AT & T granted limited relief on business broadband regulation
Copyright 2007 World Markets Research Limited
AT&T has been granted forbearance from a limited set of regulatory requirements for its business broadband services, allowing it greater flexibility in setting prices for business broadband services.
AT&T has been granted forbearance on rules governing the setting of tariffs for a wide range of broadband and optical networking services that target businesses. The giant had sought relief from Title II of the Communications Act and the Computer Inquiry rules on these services.
Forbearance has been allowed on a number of regulatory requirements that make pricing and service flexibility more difficult for those dominant incumbent operators deemed to have "individual market power" - analogous to the concept of "Significant Market Power" used by European Union (EU) regulators. Democrat Commissioners Michael Copps and Jonathan Adelstein voted against the motion while Republican Robert McDowell, who was widely seen as a possible opponent, voted for the motion for limited forbearance to pass it 3-2.
There are several requirements on dominant Incumbent Local Exchange Carriers (ILECs) or Bell Operating Companies (BOCs), to which Competitive Local Exchange Carriers (CLECs) are not subject. These include the requirement to file tariffs as a dominant carrier with seven or 15 days' notice with supporting data, in contrast with the non-dominant carriers, which are both not subject to rate regulation and are able to file with one day's notice (when services are not subject to cost support).
Discontinuance, reduction or impairment of a service is also more tightly regulated for dominant carriers, requiring a 60-day waiting period, compared with a 31-day waiting period for non-dominant carriers. The domestic transfer of control requirements is also more stringent for dominant carriers, although AT&T will now not have to meet these requirements.
The Computer Inquiry rules have also evolved from relating to the provision of 'enhanced services'. These have moved from requirements for structural separation - as are currently being considered by the EU - to allowing non-structural safeguards such as Comparably Efficient Interconnection (CEI) or Open Network Architecture (ONA), which ensures an unbundled network architecture is available to competitors.
AT&T is now forborne from the Computer Inquiry rules relating to the bundling of services and structural separation of ONA and CEI, although non-discriminatory access is still required for the provision of enhanced services:
The tariffing and pricing regulation of Frame Relay Services, ATM Services, LAN Services, Ethernet-Based Services, Video Transmission Services, Optical Network Services, and Wave-Based Services are all forborne, while traditional TDM-based DS1 (T1) DS3 (T3) and all services below 200 Kbps in each direction are excluded from deregulation. DS1 and DS3 services are part of the ongoing enquiry into the special access market. The order states that:
"AT&T will remain subject to other regulations governing its actions as a dominant carrier including interconnection, non discriminatory access to network elements, directory assistance, databases and signalling, as well as the standard universal support, disability access, privacy and emergency service provision."
This adds to the forbearance granted to AT&T under the Section 272 Sunset order of 12 September, which granted similar relief to interstate inter-exchange services and is part of a generally de-regulatory approach being adopted by the Federal Communication Commission (FCC).

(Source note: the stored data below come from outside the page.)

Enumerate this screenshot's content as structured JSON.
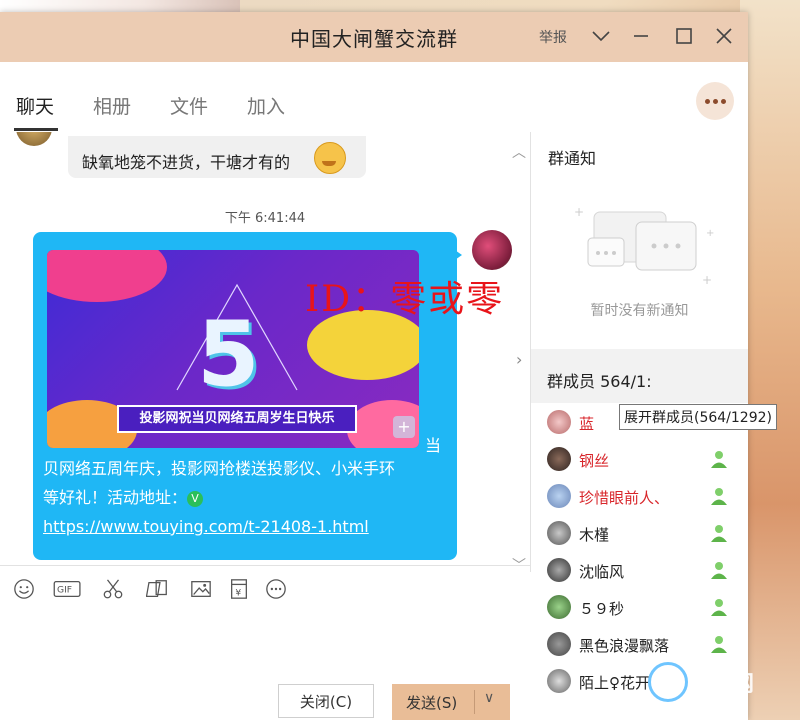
{
  "window": {
    "title": "中国大闸蟹交流群",
    "report_label": "举报"
  },
  "tabs": [
    {
      "label": "聊天",
      "active": true
    },
    {
      "label": "相册"
    },
    {
      "label": "文件"
    },
    {
      "label": "加入"
    }
  ],
  "chat": {
    "prev_message": "缺氧地笼不进货，干塘才有的",
    "timestamp": "下午 6:41:44",
    "banner_caption": "投影网祝当贝网络五周岁生日快乐",
    "banner_number": "5",
    "message_line1": "贝网络五周年庆，投影网抢楼送投影仪、小米手环",
    "message_line2": "等好礼！活动地址：",
    "message_link": "https://www.touying.com/t-21408-1.html",
    "message_prefix_tail": "当",
    "overlay_watermark": "ID：零或零"
  },
  "toolbar": {
    "tools": [
      "emoji-icon",
      "gif-icon",
      "scissors-icon",
      "shape-icon",
      "image-icon",
      "red-packet-icon",
      "more-icon"
    ]
  },
  "buttons": {
    "close_label": "关闭(C)",
    "send_label": "发送(S)"
  },
  "right_panel": {
    "notice_title": "群通知",
    "notice_empty": "暂时没有新通知",
    "members_title": "群成员 564/1:",
    "members_tooltip": "展开群成员(564/1292)",
    "members": [
      {
        "name": "蓝",
        "red": true
      },
      {
        "name": "钢丝",
        "red": true
      },
      {
        "name": "珍惜眼前人、",
        "red": true
      },
      {
        "name": "木槿",
        "red": false
      },
      {
        "name": "沈临风",
        "red": false
      },
      {
        "name": "５９秒",
        "red": false
      },
      {
        "name": "黑色浪漫飘落",
        "red": false
      },
      {
        "name": "陌上♀花开",
        "red": false
      }
    ]
  },
  "corner_logo": "投影网",
  "colors": {
    "titlebar": "#ecccb3",
    "bubble": "#1fb7f5",
    "send_button": "#e9bd97",
    "watermark": "#e8141a"
  }
}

Verizon had previously acquired forbearance in a similar petition making this development for AT&T widely expected.
The FCC's stance is largely guided by the principle that regulation prevents flexibility and limits the incumbent operators' ability to respond to changing market conditions - meaning that the best price for a service is not available to customers and that competitors gain an unfair advantage in offering competing services during waiting periods.
Essentially, the beliefs of the FCC, as outlined in this order, are that there is now sufficient competition. Time Warner Telecom was one specific objector to the forbearance application, although it was noted in the order that contrary to its assertions in the objection, it publicises its ability to effectively able to provide service using its own facilities or unbundled TDM loops covered by special-access regulation. The order states that:
"The Commission has recognized that tariffs originally were required to protect consumers from unjust, unreasonable, and discriminatory rates in a virtually monopolistic market, and that they become unnecessary in a marketplace where the provider faces significant competitive pressure... The better policy for consumers is to allow AT&T to respond to technological and market developments without the Commission reviewing in advance the rates, and terms, and conditions under which AT&T offers these services."
This is one of a number of regulatory developments that have been favourable to the incumbent telcos - from the relatively light requirements for the combination of AT&T and BellSouth, through to the orders allowing the combination of local and long-distance units, to three decisions on business broadband and franchising for TV services.